Le Tribunal Supérieur de Valence rejette la plainte contre la juge Dana et son mari

Ballon à oxygène pour le juge de Catarroja (Valence) qui instruit la dana, Nuria Ruiz Tobarra. La Chambre Civile et Pénale du Tribunal Supérieur de Justice de la Communauté Valencienne (TSJCV) a rejeté et déposé la plainte contre la magistrate et son mari, également juge Jorge Martínez Ribera, présentée par l'avocat controversé et Ruben Gisbert.

L'avocat, qui représente six victimes des inondations dans cette affaire, a accusé le partenaire du juge d'avoir participé à l'audition des témoins dans la phase initiale de l'enquête sur le malheur au tribunal de Catarroja. Et il a soutenu que cela comportait une irrégularité qui serait punie, entre autres, des délits de révélation de secrets et d'usurpation de fonctions publiques.

Le tribunal conclut désormais que la plainte ne fournit aucune preuve prouvant ces crimes et considère la plainte comme « discutable ». « Tout semble indiquer qu'il a été obtenu clandestinement en dehors de toute voie formelle », soulignent les magistrats, qui évoquent la manière dont les plaignants ont obtenu les enregistrements audio diffusés par et sur lesquels se fonde la plainte. Il s'agit d'un enregistrement dans lequel Martínez Ribera est censé participer à la collecte des déclarations des victimes et donner des instructions à l'instructeur.

L'avocat plaignant a demandé que Ruiz Tobarra soit écartée du dossier, soumise à une analyse psychiatrique et, avec son mari, provisoirement écartée de la carrière judiciaire. Les magistrats du TSJ qualifient cette demande d’« exorbitante ». En parallèle, Gisbert a présenté un mémoire pour exclure la juge des investigations qu'elle mène depuis 16 mois.

La Haute Cour, à majorité conservatrice, estime qu'« il n'y a aucune base permettant d'affirmer par voie de généralisation » que la plainte révèle un fait qui contamine l'affaire. Les magistrats comprennent que les audios indiqueraient « une intervention purement accessoire, sans signification particulière dans le déroulement de l'acte » du magistrat dans l'affaire menée par son épouse.

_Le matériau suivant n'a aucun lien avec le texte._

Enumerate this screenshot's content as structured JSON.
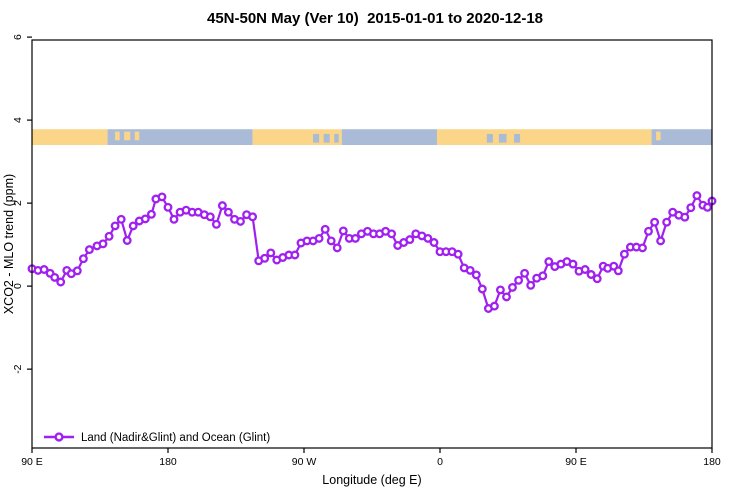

« Donc, en fin de compte, sans préjudice de l'acceptation de la compétence de cette Chambre pour entendre les faits, il conviendra d'accepter de rejeter la plainte pour traitement faute de pouvoir comprendre les faits qui constituent un crime », conclut-il.

La résolution du TSJ valencien est connue quelques heures après que le parquet s'est également prononcé en faveur du dépôt du dossier. Et deux semaines plus tard, le juge Dana a assuré dans une résolution judiciaire que Gisbert avait de l'« animosité » à son égard. Ruiz Tobarra a rejeté la demande de l'avocat de se retirer du dossier. L'instructeur a utilisé pour sa défense des dizaines de résolutions du Tribunal provincial de Valence qui soutenaient son enquête. Parmi eux, se distingue l'inculpation des deux hauts fonctionnaires de la Generalitat faisant l'objet d'une enquête : l'ancienne ministre de la Justice et de l'Intérieur Salomé Pradas et son adjoint lors de la catastrophe, Emilio Argüeso.

Gisbert est devenu célèbre, entre autres controverses, pour s'être enduit de boue avant une connexion télévisée lors du dana avec Íker Jiménez ou pour avoir alimenté la rumeur selon laquelle des centaines de morts s'accumulaient sur le parking du centre commercial Bonaire à Aldaia (Valence).